I am David Grosso, the Chairman of the Committee on Education. Today, we are gathered for part one of the FY16 budget oversight hearing for DC Public Schools.
Across 111 schools, DCPS currently serves over 47,500 public school students. Next year, the system is projecting enrollment increases and after a couple of rounds of school closures will be opening new campuses. However, as many of you already know, for the most part, budgets across the District of Columbia government this year remained flat or experienced cuts.
My staff and I have been engaged and working with DCPS for many weeks now with regard to their budget. I have said this before and I will say it again for the record, when it comes to the operating budget, I am not in favor of taking money from one school’s budget to provide for another school. I am also unwilling to move money around without working closely with the Chancellor to be certain that she is supportive of the move. Therefore, we are working with DCPS to address the few issues that have arisen by finding internal savings elsewhere.

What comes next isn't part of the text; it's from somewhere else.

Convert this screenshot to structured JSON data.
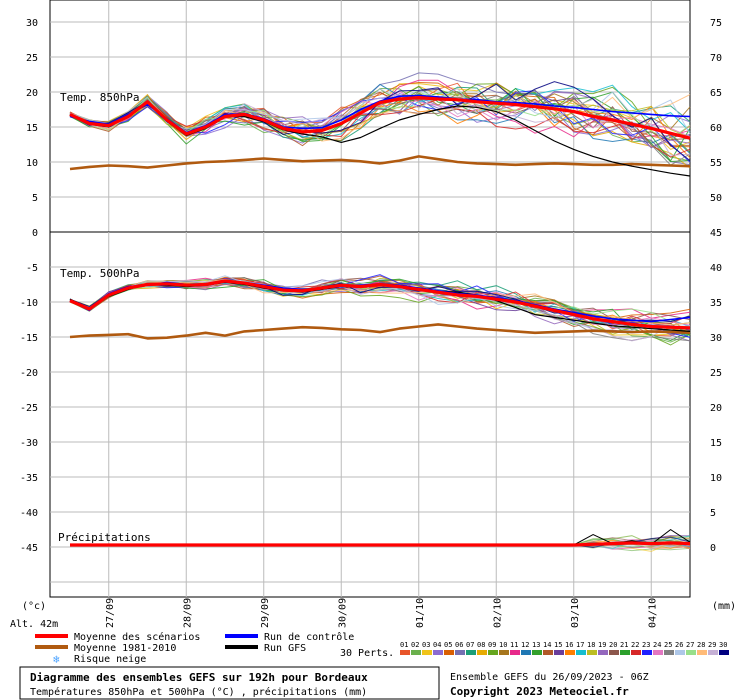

In terms of the capital budget, many of you may recall that during the performance oversight hearing, the Chancellor and I discussed establishing objective business rules with regard to school modernizations—that was supposed to take place over the course of this year and be implemented for FY17. Then I saw the budget, heard the reasoning—needing to fulfill reprogramming promises—but I can’t in good conscience urge my colleagues to pass this capital budget as is. Not only are there certain projects that have become too costly and in a sense are out of control, but I am also deeply concerned about equity in capital spending.
When the capital modernization process started in earnest in 2008, the Master Facilities Plan was designed to prioritize improvements that will enhance the learning environment, improve student performance, and advance educational outcomes within 5 years rather than pursuing more capital-intensive building programs that could require more than a decade for all schools to be addressed. The public was told that every school’s academic components would be modernized in 5 years. That promise has not been kept.
There are still 26 schools in the District of Columbia that have not been touched. The majority are elementary schools and the majority of those are East of the River. I am working with my colleagues, DCPS, DGS, and the DME to try to come up with a plan that makes sense — and looks at objective factors like enrollment, building condition, building utilization, and data from the Office of Planning about population growth. But also it is important for us all to recognize that there are constraints around funding and realistic timelines for completing projects. One thing I can assure you is that as we move forward with this process I will not be doing it in bubble by myself. I am meaningfully engaging the Deputy Mayor, the Chancellor, the Director of DGS and others to make sure that whatever plan we produce in this committee is something that we can all support and we can stop making promises that are impossible to fulfill.